Zimasco offers laid-off workers stands

Comment & Analysis
THE country’s largest chrome mining and smelting company, Zimasco, has offered its 600 retrenched workers residential stands as exit packages.

THE country’s largest chrome mining and smelting company, Zimasco, has offered its 600 retrenched workers residential stands as exit packages.

BY BLESSSED MHLANGA

The chrome company dismissed 624 of its workforce using the July Supreme Court judgement that allowed employers to terminate contracts by giving them three months’ notice.

The company also offered the workers another two weeks’ salary per every year served and other severance benefits.

However, due to the liquidity crunch obtaining in the country, Zimasco decided to dispose most of its assets to pay off the fired workers.

Senior employees were offered the company houses which they were staying in at 5% discount of market prices. Lower rank employees were offered residential stands in the low-density suburbs of Kwekwe.

Zimasco has vast tracts of land in the leafy suburbs of Hezeldina and Kelston, Hillandale and Golden Valley, among other areas in Kwekwe.

Many workers have taken up the stands, some with the hope of reselling them and getting quick cash, while others are said to be considering developing them.

Some of the former workers who may not have enough money to purchase the stands, have entered into private agreements with each other to collectively buy, subdivide and share the stands among themselves.

An internal schedule seen by The Standard shows that some of the workers that were sent home managed to get sizeable stands, with the smallest stand measuring 2 000 square metres.

The schedule shows Zimasco is selling the stands to its former workers at $8 per square metre before offering a discount.

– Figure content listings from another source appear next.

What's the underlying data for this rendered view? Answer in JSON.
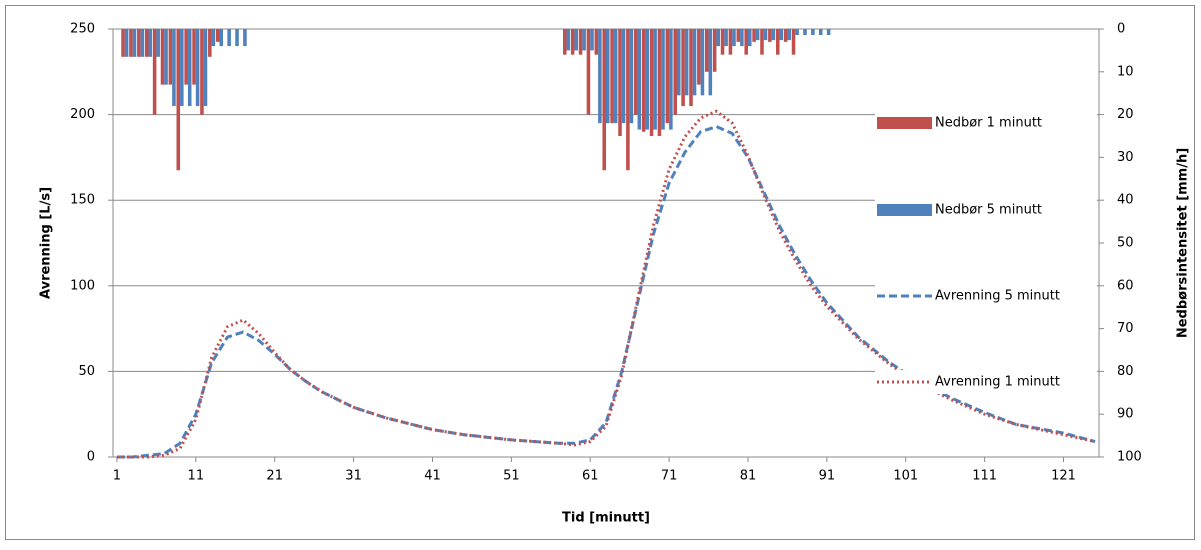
{
  "chart_data": {
    "type": "combo",
    "x_label": "Tid [minutt]",
    "y_label": "Avrenning [L/s]",
    "y2_label": "Nedbørsintensitet [mm/h]",
    "xlim": [
      0.5,
      125.5
    ],
    "xticks": [
      1,
      11,
      21,
      31,
      41,
      51,
      61,
      71,
      81,
      91,
      101,
      111,
      121
    ],
    "ylim": [
      0,
      250
    ],
    "yticks": [
      0,
      50,
      100,
      150,
      200,
      250
    ],
    "y2lim": [
      0,
      100
    ],
    "y2ticks": [
      0,
      10,
      20,
      30,
      40,
      50,
      60,
      70,
      80,
      90,
      100
    ],
    "y2_inverted": true,
    "grid": true,
    "legend": "right",
    "series": [
      {
        "name": "Nedbør 1 minutt",
        "type": "bar",
        "axis": "y2",
        "color": "#c0504d",
        "x": [
          2,
          3,
          4,
          5,
          6,
          7,
          8,
          9,
          10,
          11,
          12,
          13,
          14,
          58,
          59,
          60,
          61,
          62,
          63,
          64,
          65,
          66,
          67,
          68,
          69,
          70,
          71,
          72,
          73,
          74,
          75,
          76,
          77,
          78,
          79,
          80,
          81,
          82,
          83,
          84,
          85,
          86,
          87
        ],
        "values": [
          6.5,
          6.5,
          6.5,
          6.5,
          20,
          13,
          13,
          33,
          13,
          13,
          20,
          6.5,
          3,
          6,
          6,
          6,
          20,
          6,
          33,
          22,
          25,
          33,
          20,
          24,
          25,
          25,
          22,
          20,
          18,
          18,
          13,
          10,
          10,
          6,
          6,
          3,
          6,
          3,
          6,
          3,
          6,
          3,
          6
        ]
      },
      {
        "name": "Nedbør 5 minutt",
        "type": "bar",
        "axis": "y2",
        "color": "#4f81bd",
        "x": [
          2,
          3,
          4,
          5,
          6,
          7,
          8,
          9,
          10,
          11,
          12,
          13,
          14,
          15,
          16,
          17,
          58,
          59,
          60,
          61,
          62,
          63,
          64,
          65,
          66,
          67,
          68,
          69,
          70,
          71,
          72,
          73,
          74,
          75,
          76,
          77,
          78,
          79,
          80,
          81,
          82,
          83,
          84,
          85,
          86,
          87,
          88,
          89,
          90,
          91
        ],
        "values": [
          6.5,
          6.5,
          6.5,
          6.5,
          6.5,
          13,
          18,
          18,
          18,
          18,
          18,
          4,
          4,
          4,
          4,
          4,
          5,
          5,
          5,
          5,
          22,
          22,
          22,
          22,
          22,
          23.5,
          23.5,
          23.5,
          23.5,
          23.5,
          15.5,
          15.5,
          15.5,
          15.5,
          15.5,
          4,
          4,
          4,
          4,
          4,
          2.6,
          2.6,
          2.6,
          2.6,
          2.6,
          1.4,
          1.4,
          1.4,
          1.4,
          1.4
        ]
      },
      {
        "name": "Avrenning 5 minutt",
        "type": "line",
        "dash": "dashed",
        "color": "#4f81bd",
        "x": [
          1,
          3,
          5,
          7,
          9,
          11,
          13,
          15,
          17,
          19,
          21,
          23,
          25,
          27,
          31,
          35,
          41,
          45,
          51,
          57,
          59,
          61,
          63,
          65,
          67,
          69,
          71,
          73,
          75,
          77,
          79,
          81,
          83,
          85,
          87,
          89,
          91,
          95,
          99,
          103,
          107,
          111,
          115,
          121,
          125
        ],
        "values": [
          0,
          0,
          1,
          2,
          8,
          25,
          55,
          70,
          73,
          68,
          60,
          51,
          44,
          38,
          29,
          23,
          16,
          13,
          10,
          8,
          8,
          10,
          20,
          50,
          90,
          130,
          160,
          178,
          190,
          193,
          189,
          175,
          155,
          135,
          118,
          103,
          90,
          70,
          55,
          43,
          34,
          26,
          19,
          14,
          9
        ]
      },
      {
        "name": "Avrenning 1 minutt",
        "type": "line",
        "dash": "dotted",
        "color": "#c0504d",
        "x": [
          1,
          3,
          5,
          7,
          9,
          11,
          13,
          15,
          17,
          19,
          21,
          23,
          25,
          27,
          31,
          35,
          41,
          45,
          51,
          57,
          59,
          61,
          63,
          65,
          67,
          69,
          71,
          73,
          75,
          77,
          79,
          81,
          83,
          85,
          87,
          89,
          91,
          95,
          99,
          103,
          107,
          111,
          115,
          121,
          125
        ],
        "values": [
          0,
          0,
          0,
          1,
          5,
          22,
          58,
          76,
          80,
          72,
          61,
          51,
          44,
          38,
          29,
          23,
          16,
          13,
          10,
          8,
          7,
          9,
          18,
          48,
          92,
          135,
          168,
          187,
          198,
          202,
          195,
          176,
          153,
          132,
          115,
          100,
          88,
          69,
          54,
          42,
          33,
          25,
          19,
          13,
          9
        ]
      }
    ]
  }
}
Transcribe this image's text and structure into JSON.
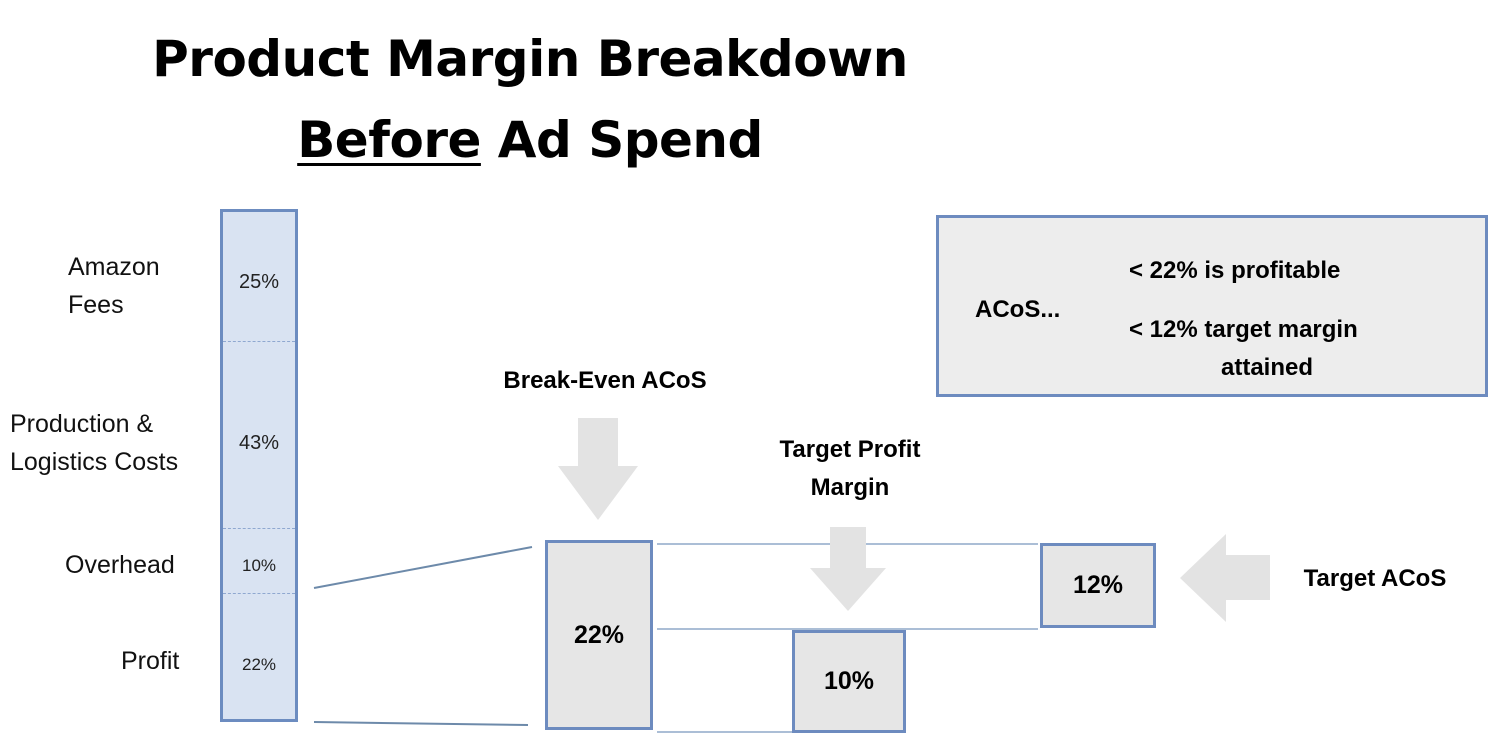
{
  "title": {
    "line1": "Product Margin Breakdown",
    "line2_underlined": "Before",
    "line2_rest": " Ad Spend"
  },
  "cost_stack": {
    "segments": [
      {
        "label_lines": [
          "Amazon",
          "Fees"
        ],
        "value": "25%"
      },
      {
        "label_lines": [
          "Production &",
          "Logistics Costs"
        ],
        "value": "43%"
      },
      {
        "label_lines": [
          "Overhead"
        ],
        "value": "10%"
      },
      {
        "label_lines": [
          "Profit"
        ],
        "value": "22%"
      }
    ]
  },
  "break_even": {
    "label": "Break-Even ACoS",
    "value": "22%"
  },
  "target_profit": {
    "label_lines": [
      "Target Profit",
      "Margin"
    ],
    "value": "10%"
  },
  "target_acos": {
    "label": "Target ACoS",
    "value": "12%"
  },
  "legend": {
    "prefix": "ACoS...",
    "line1": "< 22% is profitable",
    "line2": "< 12% target margin",
    "line3": "attained"
  },
  "colors": {
    "bar_fill": "#d9e3f2",
    "border_blue": "#6d8bbf",
    "box_fill": "#e6e6e6",
    "arrow_gray": "#e3e3e3"
  },
  "icons": [
    "down-arrow-icon",
    "down-arrow-icon",
    "left-arrow-icon"
  ]
}
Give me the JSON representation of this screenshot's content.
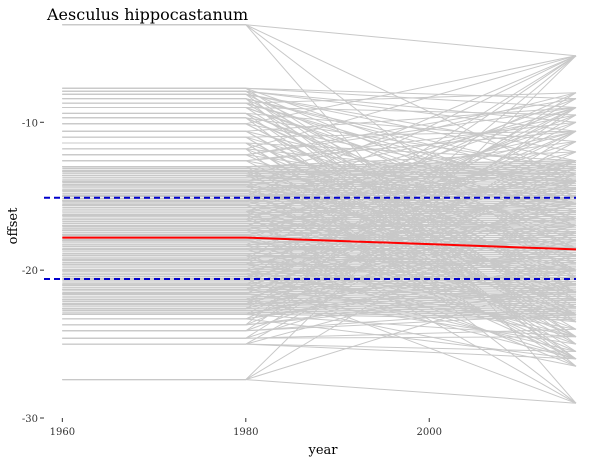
{
  "chart_data": {
    "type": "line",
    "title": "Aesculus hippocastanum",
    "xlabel": "year",
    "ylabel": "offset",
    "xlim": [
      1958,
      2016
    ],
    "ylim": [
      -30,
      -2
    ],
    "x_ticks": [
      1960,
      1980,
      2000
    ],
    "y_ticks": [
      -10,
      -20,
      -30
    ],
    "x_tick_labels": [
      "1960",
      "1980",
      "2000"
    ],
    "y_tick_labels": [
      "-10",
      "-20",
      "-30"
    ],
    "grid": false,
    "background_series": {
      "color": "#c8c8c8",
      "x": [
        1960,
        1980,
        2016
      ],
      "y_1960_1980_levels": [
        -3.4,
        -7.7,
        -7.9,
        -8.1,
        -8.4,
        -8.7,
        -9.0,
        -9.4,
        -9.7,
        -10.1,
        -10.6,
        -11.0,
        -11.4,
        -11.8,
        -12.2,
        -12.6,
        -13.0,
        -13.3,
        -13.6,
        -14.0,
        -14.3,
        -14.6,
        -15.0,
        -15.3,
        -15.6,
        -16.0,
        -16.3,
        -16.6,
        -17.0,
        -17.3,
        -17.6,
        -18.0,
        -18.3,
        -18.6,
        -19.0,
        -19.3,
        -19.6,
        -20.0,
        -20.3,
        -20.6,
        -21.0,
        -21.3,
        -21.6,
        -22.0,
        -22.3,
        -22.6,
        -23.0,
        -23.3,
        -23.7,
        -24.1,
        -24.6,
        -25.0,
        -27.4
      ],
      "y_2016_endpoints": [
        -5.5,
        -8.0,
        -8.4,
        -9.0,
        -9.5,
        -10.0,
        -10.6,
        -11.3,
        -12.0,
        -12.6,
        -13.1,
        -13.5,
        -14.0,
        -14.5,
        -15.0,
        -15.5,
        -16.0,
        -16.5,
        -17.0,
        -17.5,
        -18.0,
        -18.5,
        -19.0,
        -19.5,
        -20.0,
        -20.5,
        -21.0,
        -21.5,
        -22.0,
        -22.5,
        -23.0,
        -23.5,
        -24.0,
        -24.5,
        -25.0,
        -25.5,
        -26.0,
        -26.5,
        -29.0
      ]
    },
    "series": [
      {
        "x": [
          1960,
          1980,
          2016
        ],
        "y": [
          -17.8,
          -17.8,
          -18.6
        ],
        "color": "#ff0000",
        "style": "solid"
      },
      {
        "x": [
          1958,
          2016
        ],
        "y": [
          -15.1,
          -15.1
        ],
        "color": "#0000cc",
        "style": "dashed"
      },
      {
        "x": [
          1958,
          2016
        ],
        "y": [
          -20.6,
          -20.6
        ],
        "color": "#0000cc",
        "style": "dashed"
      }
    ]
  }
}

A former worker who spoke on condition he was not named, said most of his peers had opted to take the land or any other property offered by Zimasco because it was a quicker way of getting remuneration.

“The company made it clear that they won’t make one lump sum deposit of the package, but will pay over a period stretching to over a year. For someone who has been fired, you would want your money in one batch so that you can invest in your future.

The stands and housing deals offer that reality,” said one of the former workers. Some of the workers who had been with the company for more than 15 years and had their own houses, refused to take the land or property saying they wanted cash.

“If I take the land, I won’t have money to develop it. Due to the cash crunch, selling it will be a nightmare, so I would rather wait for my cash,” said another former worker.

Attempts to get a comment from Zimasco were fruitless as emails sent to Clara Sadomba, the general manager marketing and administration, who is also company spokesperson, had not been responded.